In Anne Rice's original novel, Claudia was only 5 years old when she was first orphaned and transformed into a vampire by Lestat. He sired her not at Louis's request, but in spite of Louis's protests. Lestat did so in order to keep Louis from leaving him and rendering him alone.
At 20:33 where Daniel and Rashid are talking, the painting hanging on the far wall is called "Slave Auction" by the painter and musician Jean Michel Basquiat
"Asr namozi" , a phrase intoned by Rashid, is an Islamic prayer recited in Uzbekistan.

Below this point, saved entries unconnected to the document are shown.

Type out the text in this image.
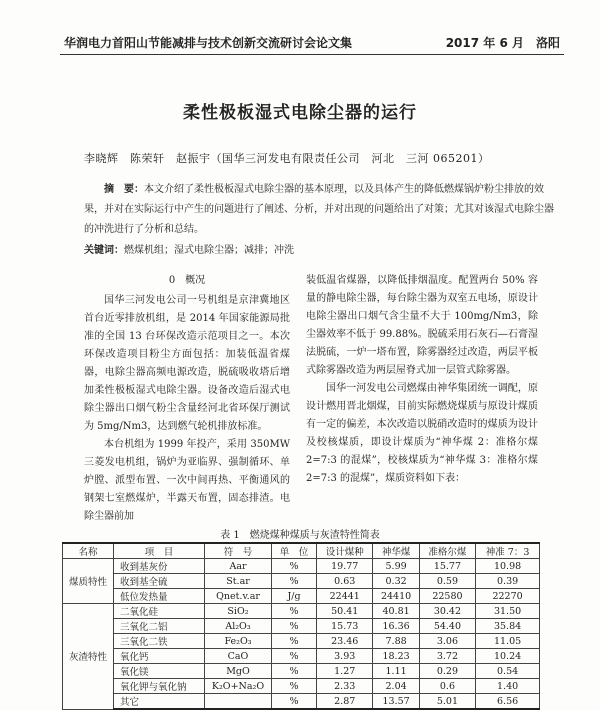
华润电力首阳山节能减排与技术创新交流研讨会论文集	2017 年 6 月　洛阳
柔性极板湿式电除尘器的运行
李晓辉　陈荣轩　赵振宇（国华三河发电有限责任公司　河北　三河 065201）
摘　要：本文介绍了柔性极板湿式电除尘器的基本原理，以及具体产生的降低燃煤锅炉粉尘排放的效果，并对在实际运行中产生的问题进行了阐述、分析，并对出现的问题给出了对策；尤其对该湿式电除尘器的冲洗进行了分析和总结。
关键词：燃煤机组；湿式电除尘器；减排；冲洗
0　概况

国华三河发电公司一号机组是京津冀地区首台近零排放机组，是 2014 年国家能源局批准的全国 13 台环保改造示范项目之一。本次环保改造项目粉尘方面包括：加装低温省煤器，电除尘器高频电源改造，脱硫吸收塔后增加柔性极板湿式电除尘器。设备改造后湿式电除尘器出口烟气粉尘含量经河北省环保厅测试为 5mg/Nm3，达到燃气轮机排放标准。

本台机组为 1999 年投产，采用 350MW 三菱发电机组，锅炉为亚临界、强制循环、单炉膛、派型布置、一次中间再热、平衡通风的钢架七室燃煤炉，半露天布置，固态排渣。电除尘器前加

装低温省煤器，以降低排烟温度。配置两台 50% 容量的静电除尘器，每台除尘器为双室五电场，原设计电除尘器出口烟气含尘量不大于 100mg/Nm3，除尘器效率不低于 99.88%。脱硫采用石灰石—石膏湿法脱硫，一炉一塔布置，除雾器经过改造，两层平板式除雾器改造为两层屋脊式加一层管式除雾器。

国华一河发电公司燃煤由神华集团统一调配，原设计燃用晋北烟煤，目前实际燃烧煤质与原设计煤质有一定的偏差，本次改造以脱硝改造时的煤质为设计及校核煤质，即设计煤质为“神华煤 2：准格尔煤 2=7:3 的混煤”，校核煤质为“神华煤 3：准格尔煤 2=7:3 的混煤”，煤质资料如下表：

表 1　燃烧煤种煤质与灰渣特性简表
名称	项　目	符　号	单　位	设计煤种	神华煤	准格尔煤	神准 7：3
煤质特性	收到基灰份	Aar	%	19.77	5.99	15.77	10.98
	收到基全硫	St.ar	%	0.63	0.32	0.59	0.39
	低位发热量	Qnet.v.ar	J/g	22441	24410	22580	22270
灰渣特性	二氧化硅	SiO₂	%	50.41	40.81	30.42	31.50
	三氧化二铝	Al₂O₃	%	15.73	16.36	54.40	35.84
	三氧化二铁	Fe₂O₃	%	23.46	7.88	3.06	11.05
	氧化钙	CaO	%	3.93	18.23	3.72	10.24
	氧化镁	MgO	%	1.27	1.11	0.29	0.54
	氧化钾与氧化钠	K₂O+Na₂O	%	2.33	2.04	0.6	1.40
	其它		%	2.87	13.57	5.01	6.56
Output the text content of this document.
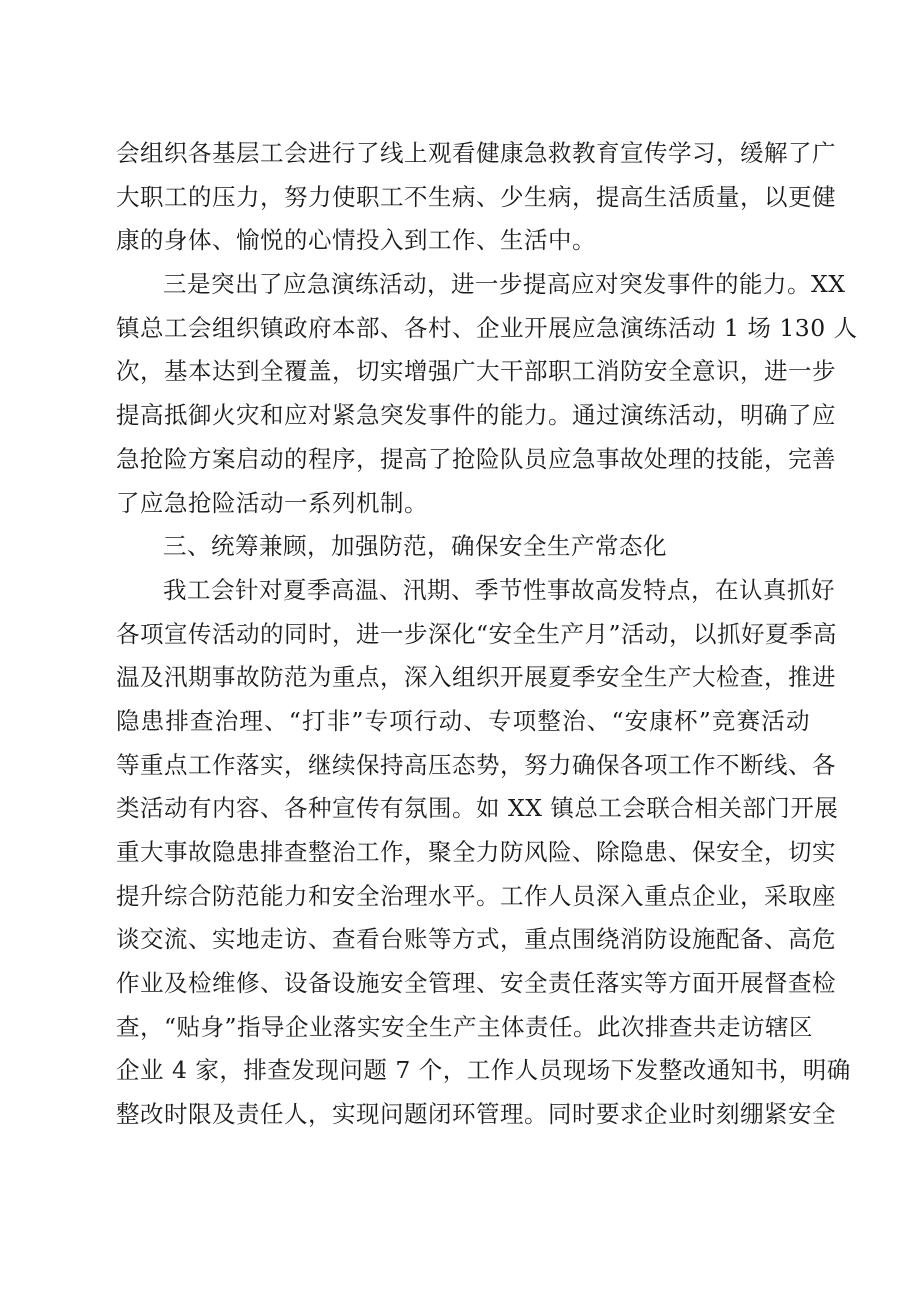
会组织各基层工会进行了线上观看健康急救教育宣传学习，缓解了广
大职工的压力，努力使职工不生病、少生病，提高生活质量，以更健
康的身体、愉悦的心情投入到工作、生活中。
三是突出了应急演练活动，进一步提高应对突发事件的能力。XX
镇总工会组织镇政府本部、各村、企业开展应急演练活动 1 场 130 人
次，基本达到全覆盖，切实增强广大干部职工消防安全意识，进一步
提高抵御火灾和应对紧急突发事件的能力。通过演练活动，明确了应
急抢险方案启动的程序，提高了抢险队员应急事故处理的技能，完善
了应急抢险活动一系列机制。
三、统筹兼顾，加强防范，确保安全生产常态化
我工会针对夏季高温、汛期、季节性事故高发特点，在认真抓好
各项宣传活动的同时，进一步深化“安全生产月”活动，以抓好夏季高
温及汛期事故防范为重点，深入组织开展夏季安全生产大检查，推进
隐患排查治理、“打非”专项行动、专项整治、“安康杯”竞赛活动
等重点工作落实，继续保持高压态势，努力确保各项工作不断线、各
类活动有内容、各种宣传有氛围。如 XX 镇总工会联合相关部门开展
重大事故隐患排查整治工作，聚全力防风险、除隐患、保安全，切实
提升综合防范能力和安全治理水平。工作人员深入重点企业，采取座
谈交流、实地走访、查看台账等方式，重点围绕消防设施配备、高危
作业及检维修、设备设施安全管理、安全责任落实等方面开展督查检
查，“贴身”指导企业落实安全生产主体责任。此次排查共走访辖区
企业 4 家，排查发现问题 7 个，工作人员现场下发整改通知书，明确
整改时限及责任人，实现问题闭环管理。同时要求企业时刻绷紧安全
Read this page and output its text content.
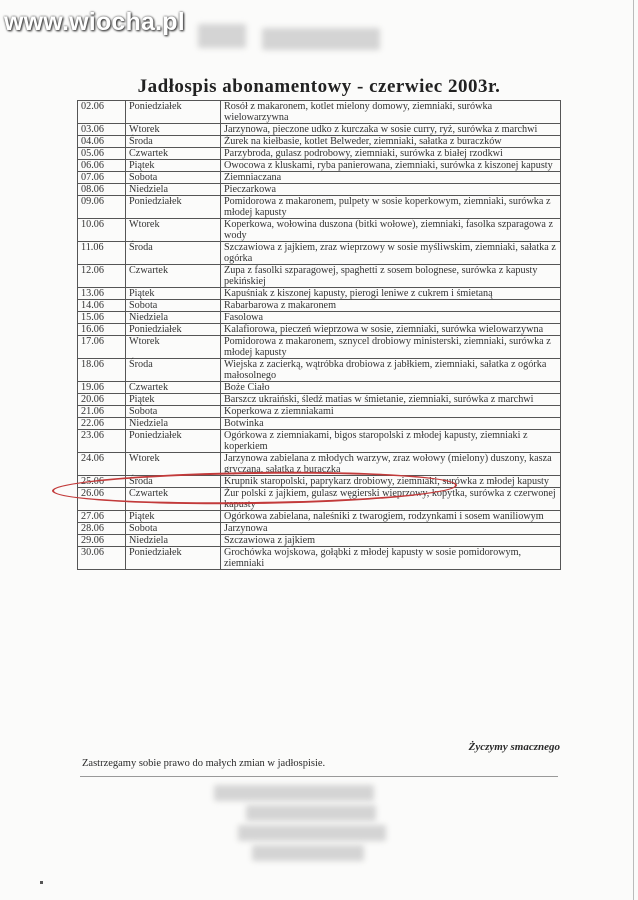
www.wiocha.pl
Jadłospis abonamentowy - czerwiec 2003r.
02.06	Poniedziałek	Rosół z makaronem, kotlet mielony domowy, ziemniaki, surówka wielowarzywna
03.06	Wtorek	Jarzynowa, pieczone udko z kurczaka w sosie curry, ryż, surówka z marchwi
04.06	Środa	Żurek na kiełbasie, kotlet Belweder, ziemniaki, sałatka z buraczków
05.06	Czwartek	Parzybroda, gulasz podrobowy, ziemniaki, surówka z białej rzodkwi
06.06	Piątek	Owocowa z kluskami, ryba panierowana, ziemniaki, surówka z kiszonej kapusty
07.06	Sobota	Ziemniaczana
08.06	Niedziela	Pieczarkowa
09.06	Poniedziałek	Pomidorowa z makaronem, pulpety w sosie koperkowym, ziemniaki, surówka z młodej kapusty
10.06	Wtorek	Koperkowa, wołowina duszona (bitki wołowe), ziemniaki, fasolka szparagowa z wody
11.06	Środa	Szczawiowa z jajkiem, zraz wieprzowy w sosie myśliwskim, ziemniaki, sałatka z ogórka
12.06	Czwartek	Zupa z fasolki szparagowej, spaghetti z sosem bolognese, surówka z kapusty pekińskiej
13.06	Piątek	Kapuśniak z kiszonej kapusty, pierogi leniwe z cukrem i śmietaną
14.06	Sobota	Rabarbarowa z makaronem
15.06	Niedziela	Fasolowa
16.06	Poniedziałek	Kalafiorowa, pieczeń wieprzowa w sosie, ziemniaki, surówka wielowarzywna
17.06	Wtorek	Pomidorowa z makaronem, sznycel drobiowy ministerski, ziemniaki, surówka z młodej kapusty
18.06	Środa	Wiejska z zacierką, wątróbka drobiowa z jabłkiem, ziemniaki, sałatka z ogórka małosolnego
19.06	Czwartek	Boże Ciało
20.06	Piątek	Barszcz ukraiński, śledź matias w śmietanie, ziemniaki, surówka z marchwi
21.06	Sobota	Koperkowa z ziemniakami
22.06	Niedziela	Botwinka
23.06	Poniedziałek	Ogórkowa z ziemniakami, bigos staropolski z młodej kapusty, ziemniaki z koperkiem
24.06	Wtorek	Jarzynowa zabielana z młodych warzyw, zraz wołowy (mielony) duszony, kasza gryczana, sałatka z buraczka
25.06	Środa	Krupnik staropolski, paprykarz drobiowy, ziemniaki, surówka z młodej kapusty
26.06	Czwartek	Żur polski z jajkiem, gulasz węgierski wieprzowy, kopytka, surówka z czerwonej kapusty
27.06	Piątek	Ogórkowa zabielana, naleśniki z twarogiem, rodzynkami i sosem waniliowym
28.06	Sobota	Jarzynowa
29.06	Niedziela	Szczawiowa z jajkiem
30.06	Poniedziałek	Grochówka wojskowa, gołąbki z młodej kapusty w sosie pomidorowym, ziemniaki
Życzymy smacznego
Zastrzegamy sobie prawo do małych zmian w jadłospisie.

Lestat, Claudia, and Louis attend a movie and laugh uproariously through it. The movie they see, F. W. Murnau's 1922 silent horror film Nosferatu: A Symphony of Horror, is today considered a seminal classic of the vampire genre, but it is not a comedy. Presumably the trio found some aspects of the movie's depiction of vampirism comically inaccurate. The movie was an unauthorized adaptation of the ur-vampire novel, Dracula by Bram Stoker, but because the filmmakers didn't acquire the rights to adapt it, they were sued by Stoker's widow and obliged to destroy all known prints of the film; luckily, copies of the masterpiece did survive. In the 1994 movie Interview with the Vampire: The Vampire Chronicles, Louis (Brad Pitt) spends much of the twentieth century watching movies; the montage depicting this starts with Nosferatu.
Ashura is a day of commemoration amongst Muslims. In general, Muslims observe this as a voluntary day of fasting which commemorates the day Noah left the Ark, and the day that Moses was saved from the Egyptians by God. For Shia Muslims, Ashura is a solemn day of mourning the martyrdom of Hussein, grandson of the founder of Islam, Muhammad, in 680 AD at Karbala in modern-day Iraq. He was martyred because he would not rubberstamp the new decree by the Ummayd Caliph (political and religious ruler) Yazid. Under threat of Yazid army and a prolonged blockade of needed supplies, Hussein and his followers would have to acquiesce or pay the ultimate price for his defiance.